El clorofilómetro nos permite medir de forma indirecta y no destructiva el contenido de clorofilas en
la hoja mediante luz transmitida a través de la hoja en 650 nm y 940 nm (Castillo & Ligarreto, 2010).
El nitrógeno es fundamental en la síntesis de clorofilas y como parte de esta molécula está
involucrado en la fotosíntesis (Martinez et al, 2016).

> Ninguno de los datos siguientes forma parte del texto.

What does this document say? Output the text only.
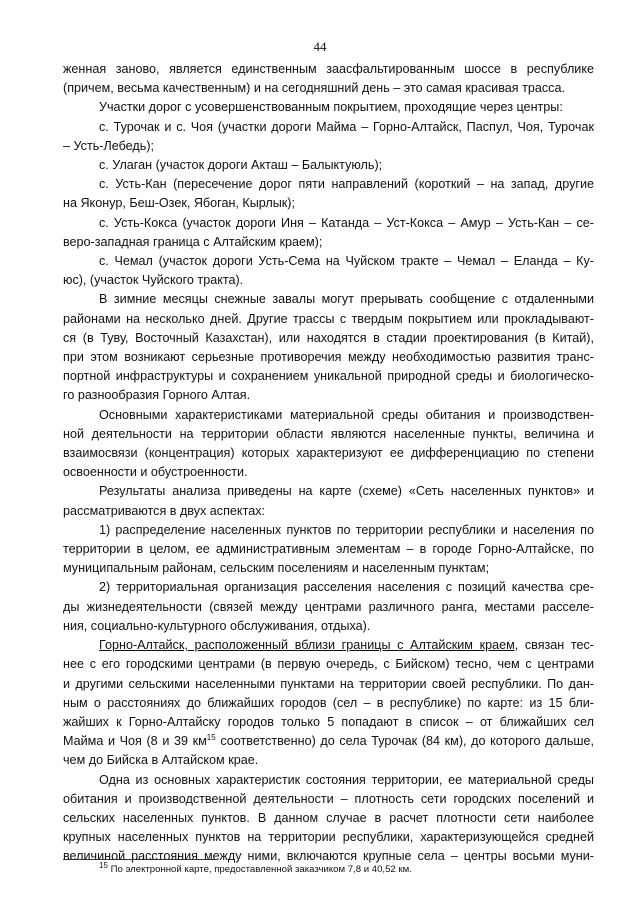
44
женная заново, является единственным заасфальтированным шоссе в республике
(причем, весьма качественным) и на сегодняшний день – это самая красивая трасса.
Участки дорог с усовершенствованным покрытием, проходящие через центры:
с. Турочак и с. Чоя (участки дороги Майма – Горно-Алтайск, Паспул, Чоя, Турочак
– Усть-Лебедь);
с. Улаган (участок дороги Акташ – Балыктуюль);
с. Усть-Кан (пересечение дорог пяти направлений (короткий – на запад, другие
на Яконур, Беш-Озек, Ябоган, Кырлык);
с. Усть-Кокса (участок дороги Иня – Катанда – Уст-Кокса – Амур – Усть-Кан – се-
веро-западная граница с Алтайским краем);
с. Чемал (участок дороги Усть-Сема на Чуйском тракте – Чемал – Еланда – Ку-
юс), (участок Чуйского тракта).
В зимние месяцы снежные завалы могут прерывать сообщение с отдаленными
районами на несколько дней. Другие трассы с твердым покрытием или прокладывают-
ся (в Туву, Восточный Казахстан), или находятся в стадии проектирования (в Китай),
при этом возникают серьезные противоречия между необходимостью развития транс-
портной инфраструктуры и сохранением уникальной природной среды и биологическо-
го разнообразия Горного Алтая.
Основными характеристиками материальной среды обитания и производствен-
ной деятельности на территории области являются населенные пункты, величина и
взаимосвязи (концентрация) которых характеризуют ее дифференциацию по степени
освоенности и обустроенности.
Результаты анализа приведены на карте (схеме) «Сеть населенных пунктов» и
рассматриваются в двух аспектах:
1) распределение населенных пунктов по территории республики и населения по
территории в целом, ее административным элементам – в городе Горно-Алтайске, по
муниципальным районам, сельским поселениям и населенным пунктам;
2) территориальная организация расселения населения с позиций качества сре-
ды жизнедеятельности (связей между центрами различного ранга, местами расселе-
ния, социально-культурного обслуживания, отдыха).
Горно-Алтайск, расположенный вблизи границы с Алтайским краем, связан тес-
нее с его городскими центрами (в первую очередь, с Бийском) тесно, чем с центрами
и другими сельскими населенными пунктами на территории своей республики. По дан-
ным о расстояниях до ближайших городов (сел – в республике) по карте: из 15 бли-
жайших к Горно-Алтайску городов только 5 попадают в список – от ближайших сел
Майма и Чоя (8 и 39 $км^{15}$ соответственно) до села Турочак (84 км), до которого дальше,
чем до Бийска в Алтайском крае.
Одна из основных характеристик состояния территории, ее материальной среды
обитания и производственной деятельности – плотность сети городских поселений и
сельских населенных пунктов. В данном случае в расчет плотности сети наиболее
крупных населенных пунктов на территории республики, характеризующейся средней
величиной расстояния между ними, включаются крупные села – центры восьми муни-
$^{15}$ По электронной карте, предоставленной заказчиком 7,8 и 40,52 км.
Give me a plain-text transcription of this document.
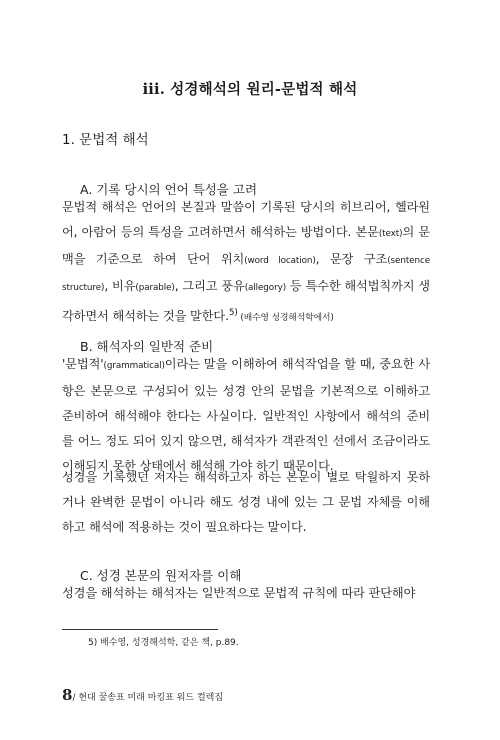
iii. 성경해석의 원리-문법적 해석
1. 문법적 해석
A. 기록 당시의 언어 특성을 고려

문법적 해석은 언어의 본질과 말씀이 기록된 당시의 히브리어, 헬라원어, 아람어 등의 특성을 고려하면서 해석하는 방법이다. 본문(text)의 문맥을 기준으로 하여 단어 위치(word location), 문장 구조(sentence structure), 비유(parable), 그리고 풍유(allegory) 등 특수한 해석법칙까지 생각하면서 해석하는 것을 말한다.$^{5)}$ (배수영 성경해석학에서)

B. 해석자의 일반적 준비

'문법적'(grammatical)이라는 말을 이해하여 해석작업을 할 때, 중요한 사항은 본문으로 구성되어 있는 성경 안의 문법을 기본적으로 이해하고 준비하여 해석해야 한다는 사실이다. 일반적인 사항에서 해석의 준비를 어느 정도 되어 있지 않으면, 해석자가 객관적인 선에서 조금이라도 이해되지 못한 상태에서 해석해 가야 하기 때문이다.

성경을 기록했던 저자는 해석하고자 하는 본문이 별로 탁월하지 못하거나 완벽한 문법이 아니라 해도 성경 내에 있는 그 문법 자체를 이해하고 해석에 적용하는 것이 필요하다는 말이다.

C. 성경 본문의 원저자를 이해

성경을 해석하는 해석자는 일반적으로 문법적 규칙에 따라 판단해야

5) 배수영, 성경해석학, 같은 책, p.89.
8/ 현대 꿀송표 미래 마킹표 워드 컬렉집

Las cantidades de clorofila en las hojas están
relacionadas con la concentración de nitrógeno, por lo que permite saber cual es el estado nutricional
de este nutriente. Hojas con pigmentación verde oscura nos indican una alta concentración de
clorofila, lo cual le permite a la planta la realización de la fotosíntesis (Castillo & Ligarreto, 2010).

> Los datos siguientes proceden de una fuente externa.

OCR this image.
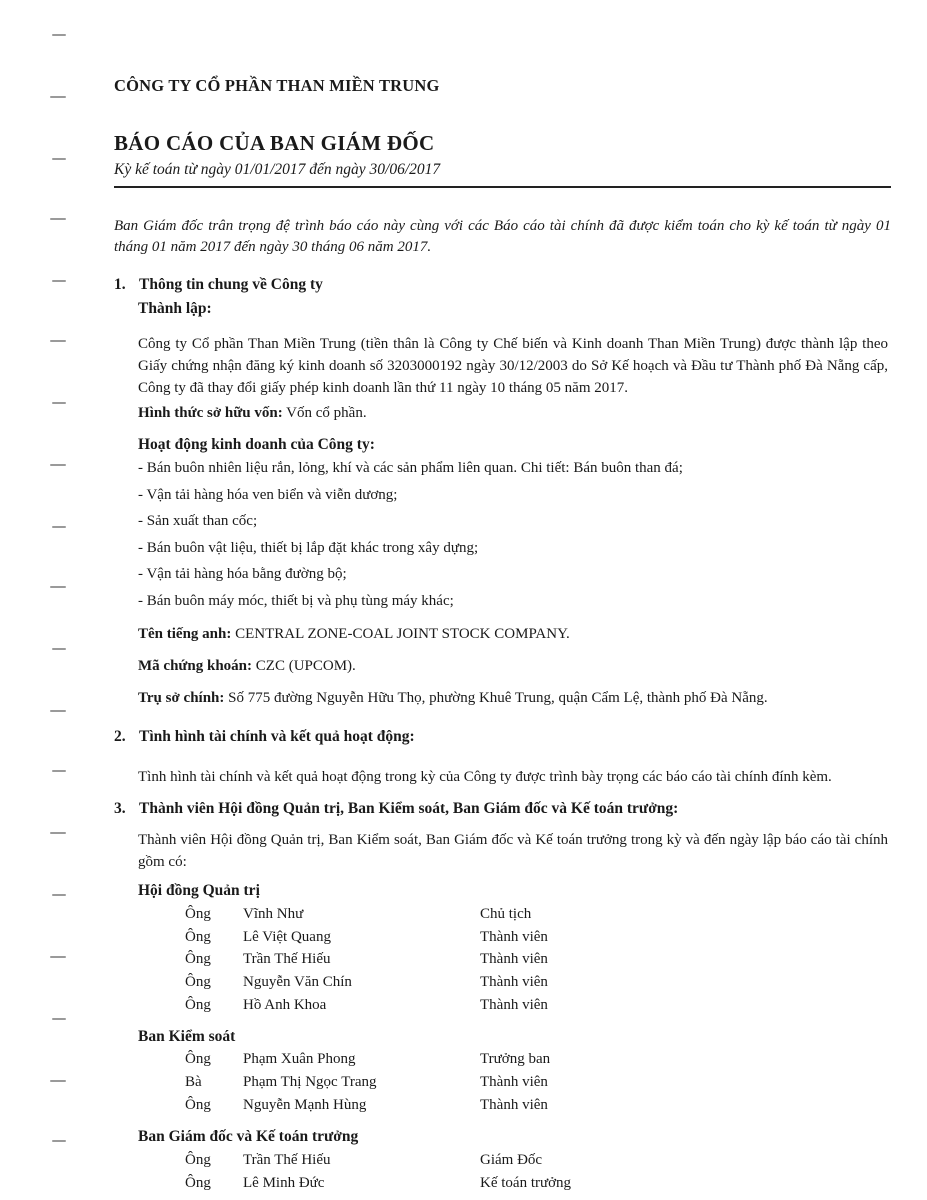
CÔNG TY CỔ PHẦN THAN MIỀN TRUNG
BÁO CÁO CỦA BAN GIÁM ĐỐC
Kỳ kế toán từ ngày 01/01/2017 đến ngày 30/06/2017
Ban Giám đốc trân trọng đệ trình báo cáo này cùng với các Báo cáo tài chính đã được kiểm toán cho kỳ kế toán từ ngày 01 tháng 01 năm 2017 đến ngày 30 tháng 06 năm 2017.
1. Thông tin chung về Công ty
Thành lập:
Công ty Cổ phần Than Miền Trung (tiền thân là Công ty Chế biến và Kinh doanh Than Miền Trung) được thành lập theo Giấy chứng nhận đăng ký kinh doanh số 3203000192 ngày 30/12/2003 do Sở Kế hoạch và Đầu tư Thành phố Đà Nẵng cấp, Công ty đã thay đổi giấy phép kinh doanh lần thứ 11 ngày 10 tháng 05 năm 2017.
Hình thức sở hữu vốn: Vốn cổ phần.
Hoạt động kinh doanh của Công ty:
- Bán buôn nhiên liệu rắn, lỏng, khí và các sản phẩm liên quan. Chi tiết: Bán buôn than đá;
- Vận tải hàng hóa ven biển và viễn dương;
- Sản xuất than cốc;
- Bán buôn vật liệu, thiết bị lắp đặt khác trong xây dựng;
- Vận tải hàng hóa bằng đường bộ;
- Bán buôn máy móc, thiết bị và phụ tùng máy khác;
Tên tiếng anh: CENTRAL ZONE-COAL JOINT STOCK COMPANY.
Mã chứng khoán: CZC (UPCOM).
Trụ sở chính: Số 775 đường Nguyễn Hữu Thọ, phường Khuê Trung, quận Cẩm Lệ, thành phố Đà Nẵng.
2. Tình hình tài chính và kết quả hoạt động:
Tình hình tài chính và kết quả hoạt động trong kỳ của Công ty được trình bày trọng các báo cáo tài chính đính kèm.
3. Thành viên Hội đồng Quản trị, Ban Kiểm soát, Ban Giám đốc và Kế toán trưởng:
Thành viên Hội đồng Quản trị, Ban Kiểm soát, Ban Giám đốc và Kế toán trưởng trong kỳ và đến ngày lập báo cáo tài chính gồm có:
Hội đồng Quản trị
Ông Vĩnh Như	Chủ tịch
Ông Lê Việt Quang	Thành viên
Ông Trần Thế Hiếu	Thành viên
Ông Nguyễn Văn Chín	Thành viên
Ông Hồ Anh Khoa	Thành viên
Ban Kiểm soát
Ông Phạm Xuân Phong	Trưởng ban
Bà	Phạm Thị Ngọc Trang	Thành viên
Ông Nguyễn Mạnh Hùng	Thành viên
Ban Giám đốc và Kế toán trưởng
Ông Trần Thế Hiếu	Giám Đốc
Ông Lê Minh Đức	Kế toán trưởng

La absorbancia de una planta se relaciona con la humedad, pigmentos fotosintéticos, estructura interna
de la hoja, composición de la cutícula y los daños por estrés (Peña et al, 2019). Gracias a esto,
mediante un análisis de las propiedades ópticas de la hoja y la interpretación de estos resultados, se
puede conocer el estado fisiológico de la planta (Peña et al, 2019). La clorofila es un pigmento de
color verde brillante que se encuentra en los cloroplastos mayormente. Predominan en las plantas
como clorofila a y clorofila b en una relación 3:1, siendo la primera la que se degrada más fácilmente
y suelen ser usadas como aditivos alimenticios (Cárdenas et al, 2017). Su cuantificación permite
determinar en qué estado se encuentra la planta (Peña et al, 2019).
Durante la fotosíntesis en plantas acuáticas, como Elodea sp., se crea una envoltura de pH elevado,
concentraciones de O2 y de CO2 disuelto (James et al, 1999). Los niveles significativos de
fotosíntesis de esta planta indican una baja fotorrespiración y una alta eficiencia fotosintética (Hough,
1979).
Conocer la morfología de las plantas, en este caso de las hojas, nos permite identificar el tipo de
metabolismo fotosintético que presentan (Olmedilla et al, 2010). Se han identificado distintas
variantes al mecanismo molecular de fijación y asimilación del CO2. Estos varían en relación al
ambiente al que tiene que adaptarse la planta. Estas variaciones se hacen presente en la morfología
foliar y se pueden evidenciar mediante un estudio estructural de las hojas. Dependiendo de estas
variaciones estas plantas se pueden catalogar como C3, C4, CAM y CAA (Olmedilla et al, 2010).
OBJETIVO GENERAL
- Evidenciar las características fotosintéticas del cardo mariano Silybum marianum.
OBJETIVOS ESPECÍFICOS
- Evaluar el espectro de absorbancia y cuantificar las clorofilas presentes en el cardo mariano.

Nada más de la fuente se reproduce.